In the immediate-treatment group, WM damage and apoptosis were lower for citicoline treatment than for PBS treatment. Phosphatidylcholine is a cell membrane component that is degraded during cerebral ischemia into free fatty acids and free radicals.18,20 Because citicoline is an intermediate in the synthesis of phosphatidylcholine, it might counter the progression of ischemic damage by reducing the release of free fatty acids18,20 and by recovering activities of mitochondrial ATPase and membrane Na+/K+ ATPase.18 Also, it prevents apoptosis by improving membrane recovery.19 These findings are consistent with our results. Therefore, citicoline improves memory and learning ability by reducing the number of ischemic lesions and exerting neuroprotective effects on ischemia via the above mechanisms.

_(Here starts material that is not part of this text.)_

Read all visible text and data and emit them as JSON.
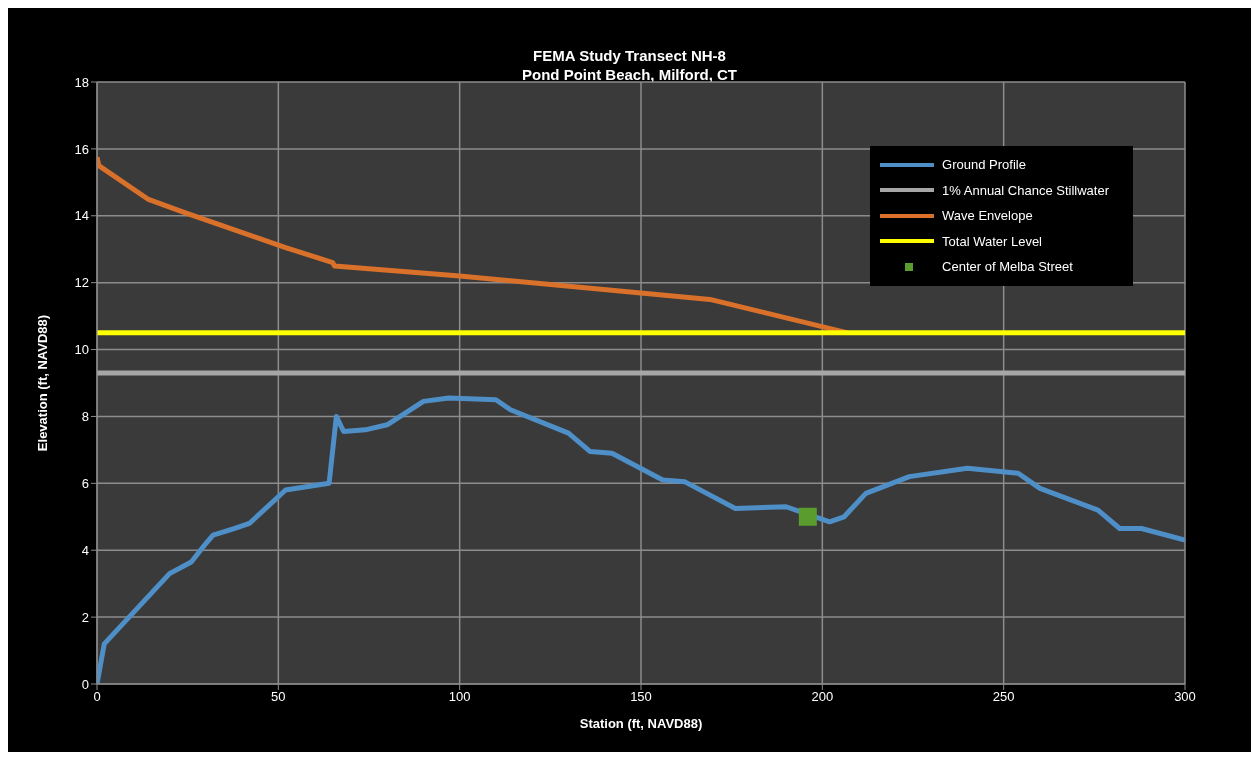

In the delayed-treatment group, WM lesions and apoptosis did not differ between citicoline and PBS treatments, but there was an improvement in cognitive ability. These results indicate that citicoline acts via a different mechanism in addition to neuroprotection in cognitive improvement. Although the exact mechanism of cognitive improvement is not known, citicoline might prevent cognitive impairment by increasing phospholipids, which have an important role in neurotransmission,21 and by increasing the levels of norepinephrine and dopamine,22 which are known to be neurotransmitters involved in cognition. Further study is needed to elucidate the actual mechanism.

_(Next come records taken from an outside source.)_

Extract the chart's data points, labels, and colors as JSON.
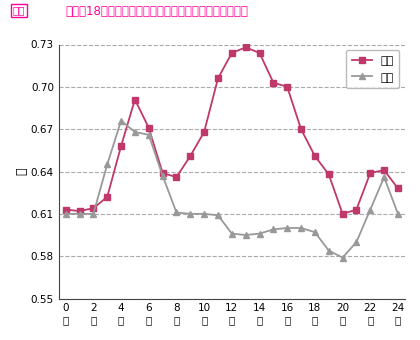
{
  "title": "グラフ18　時間帯別レスポンス平均速度［平日と土日］",
  "title_prefix": "全体",
  "ylabel": "秒",
  "hours": [
    0,
    1,
    2,
    3,
    4,
    5,
    6,
    7,
    8,
    9,
    10,
    11,
    12,
    13,
    14,
    15,
    16,
    17,
    18,
    19,
    20,
    21,
    22,
    23,
    24
  ],
  "weekday": [
    0.613,
    0.612,
    0.614,
    0.622,
    0.658,
    0.691,
    0.671,
    0.639,
    0.636,
    0.651,
    0.668,
    0.706,
    0.724,
    0.728,
    0.724,
    0.703,
    0.7,
    0.67,
    0.651,
    0.638,
    0.61,
    0.613,
    0.639,
    0.641,
    0.628
  ],
  "weekend": [
    0.61,
    0.61,
    0.61,
    0.645,
    0.676,
    0.668,
    0.666,
    0.637,
    0.611,
    0.61,
    0.61,
    0.609,
    0.596,
    0.595,
    0.596,
    0.599,
    0.6,
    0.6,
    0.597,
    0.584,
    0.579,
    0.59,
    0.613,
    0.636,
    0.61
  ],
  "weekday_color": "#c0386a",
  "weekend_color": "#999999",
  "ylim": [
    0.55,
    0.73
  ],
  "yticks": [
    0.55,
    0.58,
    0.61,
    0.64,
    0.67,
    0.7,
    0.73
  ],
  "xtick_labels": [
    "0\n時",
    "2\n時",
    "4\n時",
    "6\n時",
    "8\n時",
    "10\n時",
    "12\n時",
    "14\n時",
    "16\n時",
    "18\n時",
    "20\n時",
    "22\n時",
    "24\n時"
  ],
  "xtick_positions": [
    0,
    2,
    4,
    6,
    8,
    10,
    12,
    14,
    16,
    18,
    20,
    22,
    24
  ],
  "grid_color": "#aaaaaa",
  "background": "#ffffff",
  "legend_weekday": "平日",
  "legend_weekend": "土日",
  "title_color": "#ff0099"
}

Citicoline is used as an immediate treatment for neuroprotection in patients with acute stroke, but the effects of delayed treatment of citicoline on cognition have been unclear. This study confirms that delayed treatment improves the cognitive decline that is a typical symptom in dementia. Therefore, it is likely that citicoline can be applied more widely in patients with vascular dementia.